Allegations in the court filing
The complaint does not just speak in generalities. Batts alleges that women at some DPW facilities had no access to on‑site restrooms, that veteran sanitation workers were paid less than peers doing similar work, and that staff who spoke up about conditions were monitored, ostracized, or disciplined. She says managers routinely failed to conduct serious investigations into complaints and that internal avenues for redress were effectively blocked, creating a chilling effect that discouraged employees from coming forward. These allegations appear in a document posted on Scribd.
City response and union reaction
City Hall is not talking, at least not yet. A spokesperson for the mayor's office said the lawsuit is active litigation and that the administration will reserve comment for the courtroom rather than the press. On the labor side, union leaders have lined up behind Batts, saying her claims sound very familiar. AFSCME Local 44 leaders have publicly argued that the suit mirrors complaints they have been hearing from DPW workers for years. WCBM reported the mayor’s brief statement and the union's response when the case was announced.

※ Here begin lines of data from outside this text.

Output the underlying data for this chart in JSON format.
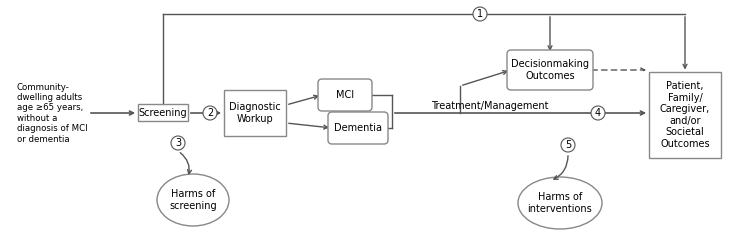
{
  "bg_color": "#ffffff",
  "text_color": "#000000",
  "box_edge_color": "#888888",
  "box_face_color": "#ffffff",
  "community_text": "Community-\ndwelling adults\nage ≥65 years,\nwithout a\ndiagnosis of MCI\nor dementia",
  "screening_label": "Screening",
  "diagnostic_label": "Diagnostic\nWorkup",
  "mci_label": "MCI",
  "dementia_label": "Dementia",
  "treatment_label": "Treatment/Management",
  "decisionmaking_label": "Decisionmaking\nOutcomes",
  "patient_label": "Patient,\nFamily/\nCaregiver,\nand/or\nSocietal\nOutcomes",
  "harms_screening_label": "Harms of\nscreening",
  "harms_interventions_label": "Harms of\ninterventions",
  "figsize": [
    7.5,
    2.47
  ],
  "dpi": 100
}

Context: Heat death and inspector general findings
The lawsuit lands at a rough time for DPW. In August 2024, sanitation worker Ronald Silver II died on the job, prompting investigations by the city inspector general and state officials. Those reviews flagged failures in training, injury reporting, and protections for workers in intense heat. Independent inquiries and state labor citations found gaps in DPW's heat‑illness policies and inconsistent record‑keeping. Batts says she had raised similar concerns internally long before Silver's death. Much of that context comes from reporting by WYPR and from inspector general releases.
Legal claims and remedies
Batts’s complaint brings a battery of federal and state claims, including alleged violations of Title VII, the Age Discrimination in Employment Act, 42 U.S.C. § 1981, and Maryland’s Fair Employment Practices Act. She is seeking back pay and other lost wages, compensation for emotional distress, and declaratory relief that would formally spell out the city's obligations. The suit also demands a jury trial. CBS Baltimore reviewed the filing and summarized the remedies Batts is seeking.
What comes next
The case is now pending in the U.S. District Court in Maryland. The city will have a chance to answer the complaint or try to knock it out early with a motion to dismiss. If the suit survives those initial challenges, both sides will head into discovery, where internal records and employee testimony could become public. The lawsuit arrives as DPW is already under pressure for defending a delayed timetable on a federal sewage consent decree and for its handling of workplace reforms, a backdrop that local reporting says has fueled deep distrust among workers and community advocates. Baltimore Brew has tracked those broader operational battles at the department.